Thursday, September 8, 2011

Big Data : Do we need more use cases?

Today, we can comfortably say that Big Data is an accepted term or a concept - most of the people who work in information technology have at least some definition about it. Well, everyone understands that data is growing at exponential speed; it will continue to do so for decades and there is no reason for it to stop. New analytical needs, not well suited to existing data warehouses, and growing volumes of source data are one of the biggest drivers to this relatively new space. Exponential drop in the cost of bandwidth, storage and computing makes big data applications possible and economical. The wider acceptance of cloud computing has made the business case for big data even stronger. And as companies move from proccess-driven business to analytics-driven business, the interest in big data is only going to multiply in the coming years. So overall its great news for all enterpreneurs, technologists and vendors who want to offer products and services in the big data space.

Almost every second day there is some interesting news in the big data world - last Tuesday Fujitsu announced that they will offer a cloud platform to leverage big data and MapR, an apache Hadoop distributor, has just secured a twenty million dollar funding led by Redpoint ventures. There are numerous others like, 10gen, Cloudera, Neo Technology, Loggly, Hypertable etc. who got funded earlier. Today, market seems to be most receptive to Apache's Hadoop-based distributions which includes offerings from companies like Cloudera, IBM and EMC.

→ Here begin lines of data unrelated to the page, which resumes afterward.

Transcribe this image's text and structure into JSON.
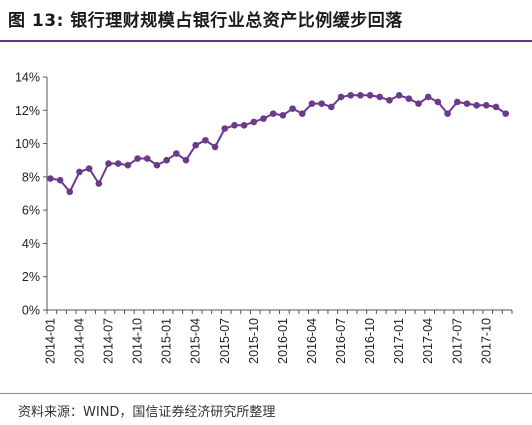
{
  "figure": {
    "title": "图 13: 银行理财规模占银行业总资产比例缓步回落",
    "source": "资料来源：WIND，国信证券经济研究所整理"
  },
  "chart_data": {
    "type": "line",
    "title": "图 13: 银行理财规模占银行业总资产比例缓步回落",
    "xlabel": "",
    "ylabel": "",
    "ylim": [
      0,
      14
    ],
    "yticks": [
      "0%",
      "2%",
      "4%",
      "6%",
      "8%",
      "10%",
      "12%",
      "14%"
    ],
    "ytick_values": [
      0,
      2,
      4,
      6,
      8,
      10,
      12,
      14
    ],
    "xticks": [
      "2014-01",
      "2014-04",
      "2014-07",
      "2014-10",
      "2015-01",
      "2015-04",
      "2015-07",
      "2015-10",
      "2016-01",
      "2016-04",
      "2016-07",
      "2016-10",
      "2017-01",
      "2017-04",
      "2017-07",
      "2017-10"
    ],
    "grid": false,
    "legend": "none",
    "color": "#6b3a8c",
    "x": [
      "2014-01",
      "2014-02",
      "2014-03",
      "2014-04",
      "2014-05",
      "2014-06",
      "2014-07",
      "2014-08",
      "2014-09",
      "2014-10",
      "2014-11",
      "2014-12",
      "2015-01",
      "2015-02",
      "2015-03",
      "2015-04",
      "2015-05",
      "2015-06",
      "2015-07",
      "2015-08",
      "2015-09",
      "2015-10",
      "2015-11",
      "2015-12",
      "2016-01",
      "2016-02",
      "2016-03",
      "2016-04",
      "2016-05",
      "2016-06",
      "2016-07",
      "2016-08",
      "2016-09",
      "2016-10",
      "2016-11",
      "2016-12",
      "2017-01",
      "2017-02",
      "2017-03",
      "2017-04",
      "2017-05",
      "2017-06",
      "2017-07",
      "2017-08",
      "2017-09",
      "2017-10",
      "2017-11",
      "2017-12"
    ],
    "series": [
      {
        "values": [
          7.9,
          7.8,
          7.1,
          8.3,
          8.5,
          7.6,
          8.8,
          8.8,
          8.7,
          9.1,
          9.1,
          8.7,
          9.0,
          9.4,
          9.0,
          9.9,
          10.2,
          9.8,
          10.9,
          11.1,
          11.1,
          11.3,
          11.5,
          11.8,
          11.7,
          12.1,
          11.8,
          12.4,
          12.4,
          12.2,
          12.8,
          12.9,
          12.9,
          12.9,
          12.8,
          12.6,
          12.9,
          12.7,
          12.4,
          12.8,
          12.5,
          11.8,
          12.5,
          12.4,
          12.3,
          12.3,
          12.2,
          11.8
        ]
      }
    ]
  }
}
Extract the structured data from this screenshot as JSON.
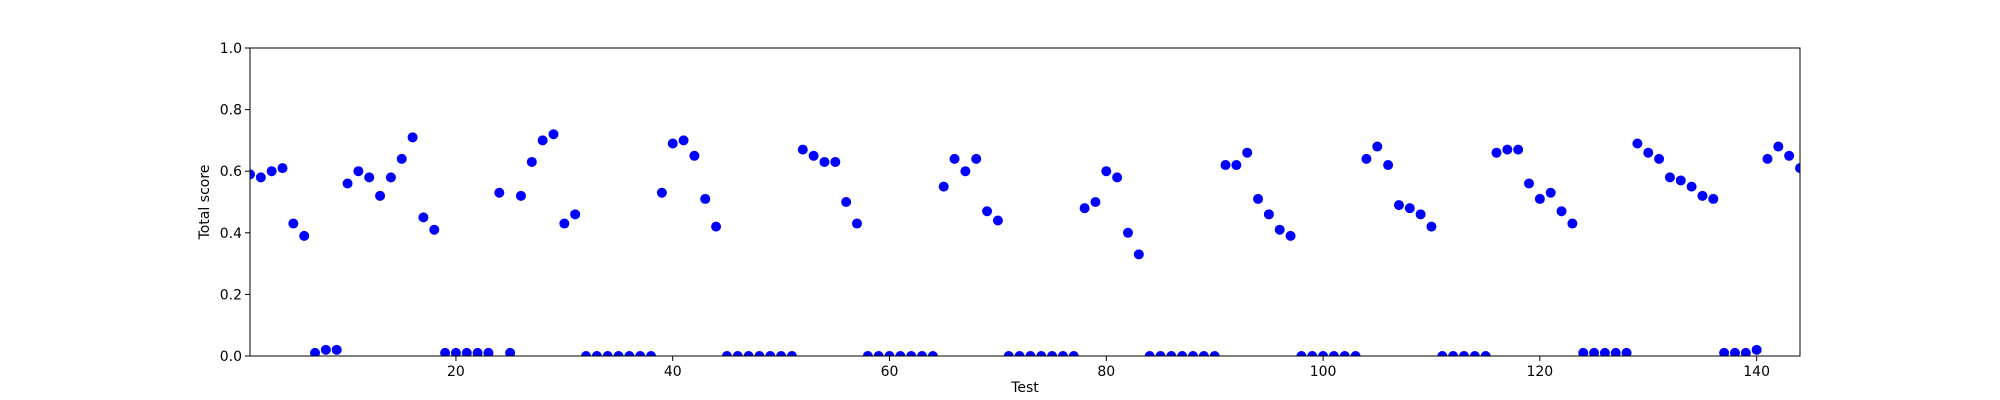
{
  "chart_data": {
    "type": "scatter",
    "xlabel": "Test",
    "ylabel": "Total score",
    "color": "#0000ff",
    "xlim": [
      1,
      144
    ],
    "ylim": [
      0,
      1
    ],
    "xticks": [
      20,
      40,
      60,
      80,
      100,
      120,
      140
    ],
    "yticks": [
      {
        "value": 0,
        "label": "0.0"
      },
      {
        "value": 0.2,
        "label": "0.2"
      },
      {
        "value": 0.4,
        "label": "0.4"
      },
      {
        "value": 0.6,
        "label": "0.6"
      },
      {
        "value": 0.8,
        "label": "0.8"
      },
      {
        "value": 1,
        "label": "1.0"
      }
    ],
    "x": [
      1,
      2,
      3,
      4,
      5,
      6,
      7,
      8,
      9,
      10,
      11,
      12,
      13,
      14,
      15,
      16,
      17,
      18,
      19,
      20,
      21,
      22,
      23,
      24,
      25,
      26,
      27,
      28,
      29,
      30,
      31,
      32,
      33,
      34,
      35,
      36,
      37,
      38,
      39,
      40,
      41,
      42,
      43,
      44,
      45,
      46,
      47,
      48,
      49,
      50,
      51,
      52,
      53,
      54,
      55,
      56,
      57,
      58,
      59,
      60,
      61,
      62,
      63,
      64,
      65,
      66,
      67,
      68,
      69,
      70,
      71,
      72,
      73,
      74,
      75,
      76,
      77,
      78,
      79,
      80,
      81,
      82,
      83,
      84,
      85,
      86,
      87,
      88,
      89,
      90,
      91,
      92,
      93,
      94,
      95,
      96,
      97,
      98,
      99,
      100,
      101,
      102,
      103,
      104,
      105,
      106,
      107,
      108,
      109,
      110,
      111,
      112,
      113,
      114,
      115,
      116,
      117,
      118,
      119,
      120,
      121,
      122,
      123,
      124,
      125,
      126,
      127,
      128,
      129,
      130,
      131,
      132,
      133,
      134,
      135,
      136,
      137,
      138,
      139,
      140,
      141,
      142,
      143,
      144
    ],
    "values": [
      0.59,
      0.58,
      0.6,
      0.61,
      0.43,
      0.39,
      0.01,
      0.02,
      0.02,
      0.56,
      0.6,
      0.58,
      0.52,
      0.58,
      0.64,
      0.71,
      0.45,
      0.41,
      0.01,
      0.01,
      0.01,
      0.01,
      0.01,
      0.53,
      0.01,
      0.52,
      0.63,
      0.7,
      0.72,
      0.43,
      0.46,
      0,
      0,
      0,
      0,
      0,
      0,
      0,
      0.53,
      0.69,
      0.7,
      0.65,
      0.51,
      0.42,
      0,
      0,
      0,
      0,
      0,
      0,
      0,
      0.67,
      0.65,
      0.63,
      0.63,
      0.5,
      0.43,
      0,
      0,
      0,
      0,
      0,
      0,
      0,
      0.55,
      0.64,
      0.6,
      0.64,
      0.47,
      0.44,
      0,
      0,
      0,
      0,
      0,
      0,
      0,
      0.48,
      0.5,
      0.6,
      0.58,
      0.4,
      0.33,
      0,
      0,
      0,
      0,
      0,
      0,
      0,
      0.62,
      0.62,
      0.66,
      0.51,
      0.46,
      0.41,
      0.39,
      0,
      0,
      0,
      0,
      0,
      0,
      0.64,
      0.68,
      0.62,
      0.49,
      0.48,
      0.46,
      0.42,
      0,
      0,
      0,
      0,
      0,
      0.66,
      0.67,
      0.67,
      0.56,
      0.51,
      0.53,
      0.47,
      0.43,
      0.01,
      0.01,
      0.01,
      0.01,
      0.01,
      0.69,
      0.66,
      0.64,
      0.58,
      0.57,
      0.55,
      0.52,
      0.51,
      0.01,
      0.01,
      0.01,
      0.02,
      0.64,
      0.68,
      0.65,
      0.61
    ]
  }
}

But big data adoption has still not reached tipping point in enterprises even though you will find many pilot projects. The primary reason being that there is still confusion around which problems are big data problems. What are the right questions to ask? Basically, how do you start and structure a project? What is the scope of a project? Cloudera has done a great job in raising the awareness but still the focus is very technical. The story is very different if you consider pioneers like Google, Yahoo and early adopters like Linkedin, Facebook etc.. Big data is critical part of their business and their needs are very different. Startups in the web space like Bitly, Foursquare and many others have similar needs - maybe not in terms of scale but at least in terms of flavor. Also, not every company is going to have a petabyte problem - infact, most of the companies have terabytes problem. The ecosystem of tools in this space is maturing very quickly, though still immature as compared to other fields. The majority of the existing use cases are around click stream analysis, log analysis, marketing analytics, text processing etc.. For e.g. NTT Communications built a log analysis system for marketing using hadoop, which explore the internet users’ interests or feedback about specified products or themes from access log, query. CBS interactive used Hadoop as the web analytics platform, processing one billion weblogs daily from hundreds of web site properties at CBS Interactive. Right now, targeted advertising is the biggest market for big data applications and there is lots of interest in using social media analytics from big data. While the problem of  finding unexpected patterns in unstructured data makes sense but there is lots of work to be done for structured data. Because not all problems in the enterprise is going to be around unstructured data specially if you consider industries like financial services. The schemaless and flexible aspect of nosql technologies used to solve big data problems is begining to be viewed as very attractive specifically for ETL kind of operations.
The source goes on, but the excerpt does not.